Martin und Söhne (Schwäbische Textilwerke)

Ehem. Martin & Söhne (Schwäbische Textilwerke AG)

Des einen Glück, des andern Leid: 1886 brannte die Fabrik von Gottlieb Julius Martin bei Chur (Schweiz) ab. Den Fabrikanten zog es nach Ebersbach; er kaufte ein gemeindeeigenes Grundstück, das der Bürgermeister zufällig zur Industrieansiedlung im Gewann „Siechengärten“ veräußern wollte. Martin verpflichtete sich mit dem Kauf dazu, binnen eines Jahres eine mechanische Baumwollweberei mit mindestens 250 Webstühlen aufzubauen.
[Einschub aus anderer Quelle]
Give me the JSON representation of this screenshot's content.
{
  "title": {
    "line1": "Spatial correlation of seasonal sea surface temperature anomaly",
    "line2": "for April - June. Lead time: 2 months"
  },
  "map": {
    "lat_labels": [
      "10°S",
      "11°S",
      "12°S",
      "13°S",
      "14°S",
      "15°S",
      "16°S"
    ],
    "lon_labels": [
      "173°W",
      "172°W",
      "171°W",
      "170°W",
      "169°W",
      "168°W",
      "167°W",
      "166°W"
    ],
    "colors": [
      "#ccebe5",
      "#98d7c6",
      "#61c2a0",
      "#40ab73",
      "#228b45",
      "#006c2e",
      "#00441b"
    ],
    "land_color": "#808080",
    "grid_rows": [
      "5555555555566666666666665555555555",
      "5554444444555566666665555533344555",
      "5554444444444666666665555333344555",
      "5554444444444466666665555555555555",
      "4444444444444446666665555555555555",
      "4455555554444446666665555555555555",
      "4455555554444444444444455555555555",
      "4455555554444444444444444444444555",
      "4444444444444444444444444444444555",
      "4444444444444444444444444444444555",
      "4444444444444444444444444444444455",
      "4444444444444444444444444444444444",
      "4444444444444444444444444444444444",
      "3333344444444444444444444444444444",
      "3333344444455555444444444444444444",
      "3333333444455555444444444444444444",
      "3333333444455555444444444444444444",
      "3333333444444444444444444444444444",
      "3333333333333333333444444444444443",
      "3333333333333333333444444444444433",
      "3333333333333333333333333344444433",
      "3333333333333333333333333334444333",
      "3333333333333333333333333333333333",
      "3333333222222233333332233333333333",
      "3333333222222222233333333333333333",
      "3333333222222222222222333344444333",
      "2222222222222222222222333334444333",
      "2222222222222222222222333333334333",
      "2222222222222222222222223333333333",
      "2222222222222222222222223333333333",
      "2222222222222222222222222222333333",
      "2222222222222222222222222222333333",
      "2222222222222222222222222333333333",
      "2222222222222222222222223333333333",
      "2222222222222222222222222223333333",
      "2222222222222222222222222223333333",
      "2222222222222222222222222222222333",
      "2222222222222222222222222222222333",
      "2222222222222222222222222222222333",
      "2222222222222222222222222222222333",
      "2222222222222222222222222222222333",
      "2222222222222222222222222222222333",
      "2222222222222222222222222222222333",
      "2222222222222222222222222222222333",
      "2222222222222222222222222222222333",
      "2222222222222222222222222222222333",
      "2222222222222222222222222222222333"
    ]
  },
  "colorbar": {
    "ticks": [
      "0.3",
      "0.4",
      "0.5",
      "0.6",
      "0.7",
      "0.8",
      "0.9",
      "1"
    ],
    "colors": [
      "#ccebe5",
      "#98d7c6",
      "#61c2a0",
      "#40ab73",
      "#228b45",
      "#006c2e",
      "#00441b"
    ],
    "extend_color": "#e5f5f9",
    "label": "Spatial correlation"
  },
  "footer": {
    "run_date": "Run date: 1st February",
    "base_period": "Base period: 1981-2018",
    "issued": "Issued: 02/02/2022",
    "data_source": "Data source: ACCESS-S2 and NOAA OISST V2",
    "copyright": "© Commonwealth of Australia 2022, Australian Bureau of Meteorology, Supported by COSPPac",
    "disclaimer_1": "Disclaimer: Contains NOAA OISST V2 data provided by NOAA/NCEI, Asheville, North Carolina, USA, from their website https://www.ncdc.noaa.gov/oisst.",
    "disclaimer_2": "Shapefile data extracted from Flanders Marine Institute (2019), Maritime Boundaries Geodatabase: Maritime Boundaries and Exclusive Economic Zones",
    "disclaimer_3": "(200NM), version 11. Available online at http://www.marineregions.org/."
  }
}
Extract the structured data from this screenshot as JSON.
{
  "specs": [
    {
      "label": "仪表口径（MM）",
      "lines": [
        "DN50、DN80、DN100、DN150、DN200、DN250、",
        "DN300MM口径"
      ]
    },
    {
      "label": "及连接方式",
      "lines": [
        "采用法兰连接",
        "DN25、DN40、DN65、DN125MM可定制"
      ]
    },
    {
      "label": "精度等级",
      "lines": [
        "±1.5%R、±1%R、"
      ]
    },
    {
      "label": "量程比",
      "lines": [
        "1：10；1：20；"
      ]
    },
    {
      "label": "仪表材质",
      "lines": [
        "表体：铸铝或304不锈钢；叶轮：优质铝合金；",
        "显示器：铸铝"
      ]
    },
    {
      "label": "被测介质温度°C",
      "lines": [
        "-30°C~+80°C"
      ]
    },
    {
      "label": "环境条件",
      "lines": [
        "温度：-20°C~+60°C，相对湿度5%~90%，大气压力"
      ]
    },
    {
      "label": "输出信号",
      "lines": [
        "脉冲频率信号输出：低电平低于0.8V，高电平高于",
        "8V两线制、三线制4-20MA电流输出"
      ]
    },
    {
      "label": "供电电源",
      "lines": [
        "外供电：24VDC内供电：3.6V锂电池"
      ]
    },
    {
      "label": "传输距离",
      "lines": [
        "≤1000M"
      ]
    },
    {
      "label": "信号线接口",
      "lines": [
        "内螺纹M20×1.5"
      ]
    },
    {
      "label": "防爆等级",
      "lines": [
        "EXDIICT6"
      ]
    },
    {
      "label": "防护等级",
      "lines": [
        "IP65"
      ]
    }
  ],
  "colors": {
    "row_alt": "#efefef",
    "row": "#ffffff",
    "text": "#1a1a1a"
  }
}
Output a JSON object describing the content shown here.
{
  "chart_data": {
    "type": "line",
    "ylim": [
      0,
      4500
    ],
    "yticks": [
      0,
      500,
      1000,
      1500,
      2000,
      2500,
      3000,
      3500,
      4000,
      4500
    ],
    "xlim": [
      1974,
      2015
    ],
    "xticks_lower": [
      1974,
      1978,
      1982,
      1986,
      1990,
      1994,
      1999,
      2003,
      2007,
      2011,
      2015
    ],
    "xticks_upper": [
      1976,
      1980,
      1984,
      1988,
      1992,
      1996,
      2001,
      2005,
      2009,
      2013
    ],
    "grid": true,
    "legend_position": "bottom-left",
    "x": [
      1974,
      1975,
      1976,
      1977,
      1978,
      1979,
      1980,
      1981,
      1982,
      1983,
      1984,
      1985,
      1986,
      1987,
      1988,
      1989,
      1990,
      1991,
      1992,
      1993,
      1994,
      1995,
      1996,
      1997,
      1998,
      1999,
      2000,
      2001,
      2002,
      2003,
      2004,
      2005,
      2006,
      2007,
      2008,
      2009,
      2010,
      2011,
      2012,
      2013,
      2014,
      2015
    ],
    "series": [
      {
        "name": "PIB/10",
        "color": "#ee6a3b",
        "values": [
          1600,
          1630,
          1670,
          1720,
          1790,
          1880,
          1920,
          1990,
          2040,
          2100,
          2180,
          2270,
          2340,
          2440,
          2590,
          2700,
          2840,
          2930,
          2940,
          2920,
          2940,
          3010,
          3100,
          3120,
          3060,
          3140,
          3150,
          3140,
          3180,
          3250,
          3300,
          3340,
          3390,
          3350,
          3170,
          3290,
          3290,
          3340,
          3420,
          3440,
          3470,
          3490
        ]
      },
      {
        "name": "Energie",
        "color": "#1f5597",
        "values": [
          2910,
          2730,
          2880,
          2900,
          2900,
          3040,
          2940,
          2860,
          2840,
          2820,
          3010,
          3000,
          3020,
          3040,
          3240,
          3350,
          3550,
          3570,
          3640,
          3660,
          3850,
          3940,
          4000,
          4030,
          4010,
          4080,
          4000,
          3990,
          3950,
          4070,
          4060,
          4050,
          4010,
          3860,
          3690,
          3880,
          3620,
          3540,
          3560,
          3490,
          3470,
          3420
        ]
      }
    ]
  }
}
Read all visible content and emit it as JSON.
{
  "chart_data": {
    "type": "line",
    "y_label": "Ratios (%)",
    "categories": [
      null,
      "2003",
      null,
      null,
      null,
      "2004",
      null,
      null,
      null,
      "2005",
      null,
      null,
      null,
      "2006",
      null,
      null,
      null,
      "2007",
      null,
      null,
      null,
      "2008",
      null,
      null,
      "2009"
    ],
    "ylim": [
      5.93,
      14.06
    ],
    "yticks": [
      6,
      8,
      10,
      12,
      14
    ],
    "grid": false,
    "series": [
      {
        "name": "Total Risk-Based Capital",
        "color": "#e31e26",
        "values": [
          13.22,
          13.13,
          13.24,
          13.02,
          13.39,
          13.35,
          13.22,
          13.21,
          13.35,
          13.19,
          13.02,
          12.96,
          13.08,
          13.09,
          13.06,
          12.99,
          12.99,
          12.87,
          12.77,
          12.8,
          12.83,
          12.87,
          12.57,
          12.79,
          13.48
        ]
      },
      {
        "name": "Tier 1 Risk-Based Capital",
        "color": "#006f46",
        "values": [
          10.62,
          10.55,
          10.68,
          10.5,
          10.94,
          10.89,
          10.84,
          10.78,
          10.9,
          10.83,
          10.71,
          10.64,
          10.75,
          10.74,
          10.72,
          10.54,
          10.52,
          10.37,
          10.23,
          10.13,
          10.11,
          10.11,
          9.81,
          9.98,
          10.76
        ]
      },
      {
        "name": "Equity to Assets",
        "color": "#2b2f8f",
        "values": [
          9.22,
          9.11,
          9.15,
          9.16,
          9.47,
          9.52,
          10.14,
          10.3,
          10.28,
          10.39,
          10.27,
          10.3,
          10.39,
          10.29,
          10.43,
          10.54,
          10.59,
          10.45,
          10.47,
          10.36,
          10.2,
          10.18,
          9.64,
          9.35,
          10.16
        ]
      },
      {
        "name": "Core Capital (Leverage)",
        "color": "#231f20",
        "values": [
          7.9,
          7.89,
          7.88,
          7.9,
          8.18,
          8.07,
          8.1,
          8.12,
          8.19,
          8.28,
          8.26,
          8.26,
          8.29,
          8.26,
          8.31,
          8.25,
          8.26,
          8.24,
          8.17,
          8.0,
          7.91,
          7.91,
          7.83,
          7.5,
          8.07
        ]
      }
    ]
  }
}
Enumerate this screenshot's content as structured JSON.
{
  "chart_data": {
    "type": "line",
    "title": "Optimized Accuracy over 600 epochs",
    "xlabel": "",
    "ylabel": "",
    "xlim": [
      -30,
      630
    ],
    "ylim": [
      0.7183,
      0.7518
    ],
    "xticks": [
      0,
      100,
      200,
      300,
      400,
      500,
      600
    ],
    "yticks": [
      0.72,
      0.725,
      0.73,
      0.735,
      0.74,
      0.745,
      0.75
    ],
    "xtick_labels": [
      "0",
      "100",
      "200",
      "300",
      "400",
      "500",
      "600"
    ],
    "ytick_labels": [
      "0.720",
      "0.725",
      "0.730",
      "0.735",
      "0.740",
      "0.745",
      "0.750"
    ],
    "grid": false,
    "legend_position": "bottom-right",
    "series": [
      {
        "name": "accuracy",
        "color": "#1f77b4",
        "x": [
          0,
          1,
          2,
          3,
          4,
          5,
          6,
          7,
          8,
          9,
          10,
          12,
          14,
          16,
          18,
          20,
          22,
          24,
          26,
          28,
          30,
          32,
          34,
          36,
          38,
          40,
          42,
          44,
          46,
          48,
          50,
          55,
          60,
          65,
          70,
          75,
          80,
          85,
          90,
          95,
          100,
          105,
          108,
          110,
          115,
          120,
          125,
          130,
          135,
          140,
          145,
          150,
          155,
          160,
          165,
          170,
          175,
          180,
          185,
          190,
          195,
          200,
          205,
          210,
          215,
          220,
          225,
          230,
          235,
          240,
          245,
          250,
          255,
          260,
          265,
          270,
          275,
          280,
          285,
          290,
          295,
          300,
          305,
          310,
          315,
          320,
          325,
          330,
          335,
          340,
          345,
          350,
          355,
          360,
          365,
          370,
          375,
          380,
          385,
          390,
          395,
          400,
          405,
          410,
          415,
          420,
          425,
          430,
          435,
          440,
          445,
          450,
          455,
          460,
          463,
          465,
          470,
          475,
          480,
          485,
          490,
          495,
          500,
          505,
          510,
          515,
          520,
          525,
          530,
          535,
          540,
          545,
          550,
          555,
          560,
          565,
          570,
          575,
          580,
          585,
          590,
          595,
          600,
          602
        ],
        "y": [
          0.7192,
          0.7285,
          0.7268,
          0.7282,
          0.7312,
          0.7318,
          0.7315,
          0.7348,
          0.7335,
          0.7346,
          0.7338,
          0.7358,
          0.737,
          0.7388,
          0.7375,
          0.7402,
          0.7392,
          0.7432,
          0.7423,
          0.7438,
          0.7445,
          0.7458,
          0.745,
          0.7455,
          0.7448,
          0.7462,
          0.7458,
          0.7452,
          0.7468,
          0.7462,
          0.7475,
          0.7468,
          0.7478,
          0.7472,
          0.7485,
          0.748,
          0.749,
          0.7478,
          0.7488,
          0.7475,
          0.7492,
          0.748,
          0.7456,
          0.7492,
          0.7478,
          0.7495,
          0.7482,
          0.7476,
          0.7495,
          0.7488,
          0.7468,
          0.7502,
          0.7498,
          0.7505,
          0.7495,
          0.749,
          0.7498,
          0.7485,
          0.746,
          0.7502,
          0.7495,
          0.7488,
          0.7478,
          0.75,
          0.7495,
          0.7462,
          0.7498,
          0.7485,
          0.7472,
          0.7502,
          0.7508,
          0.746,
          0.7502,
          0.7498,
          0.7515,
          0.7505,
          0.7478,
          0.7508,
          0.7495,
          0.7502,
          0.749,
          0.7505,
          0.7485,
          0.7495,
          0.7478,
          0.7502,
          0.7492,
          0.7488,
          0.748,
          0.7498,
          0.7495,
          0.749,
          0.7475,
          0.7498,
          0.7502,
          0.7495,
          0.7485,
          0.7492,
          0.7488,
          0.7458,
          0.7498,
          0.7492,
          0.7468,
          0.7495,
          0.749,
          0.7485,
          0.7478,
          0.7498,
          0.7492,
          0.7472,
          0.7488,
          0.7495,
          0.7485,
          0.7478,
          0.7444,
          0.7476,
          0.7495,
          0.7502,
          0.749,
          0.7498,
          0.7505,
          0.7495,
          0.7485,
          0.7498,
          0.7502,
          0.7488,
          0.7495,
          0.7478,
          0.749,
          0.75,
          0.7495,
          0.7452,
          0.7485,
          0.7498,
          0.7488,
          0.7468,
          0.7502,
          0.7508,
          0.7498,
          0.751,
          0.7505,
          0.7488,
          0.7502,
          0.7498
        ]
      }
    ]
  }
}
Gesagt – getan: Ab 1887 klapperten die Webstühle; zur Weberei kam 1888/89 noch eine Weberei hinzu. Die Kriege machten dem Unternehmen schwer zu schaffen, vor allem weil man erneut auf Dampfkraft mit Kohlenbefeuerung umsatteln musste und nur unter erschwerten Umständen Rohbaumwolle besorgen konnte. 1918 gab die Firma aufgrund finanzieller Schwierigkeiten das Produktionsende bekannt. Das vorbildliche soziale Engagement der Familie zeigte sich mitunter durch den Bau einer Kinderkrippe, bezahlbarer Wohnhäuser und die Errichtung einer Betriebsbibliothek für Mitarbeiter.

Der Verkauf der Firma 1918 war Ausgangspunkt für die Gründung der Firma Schwäbische Textilwerke AG, die mehrheitlich zum jüdischen Blumenstein-Konzern gehörten. Der Druck des Nationalsozialismus zwang die Blumensteins, das Unternehmen unter Preis an die in Backnang ansässige J.F. Adolff AG zu verkaufen. Die Produktion von Kriegsgütern im Zweiten Weltkrieg wurde nach Kriegsende durch die Textilherstellung abgelöst. Bettwäsche mit dem Markennamen „Webgold“ brachte dem Unternehmen großen Erfolg. Das alte Websaalgebäude wich 1971 einer neuen Stahlbetonhalle. 1975 wurde der Betrieb trotz voller Auftragsbücher überraschend geschlossen. Die Firmengebäude blieben erhalten und werden heute durch einen Nachfolgebetrieb weitergenutzt.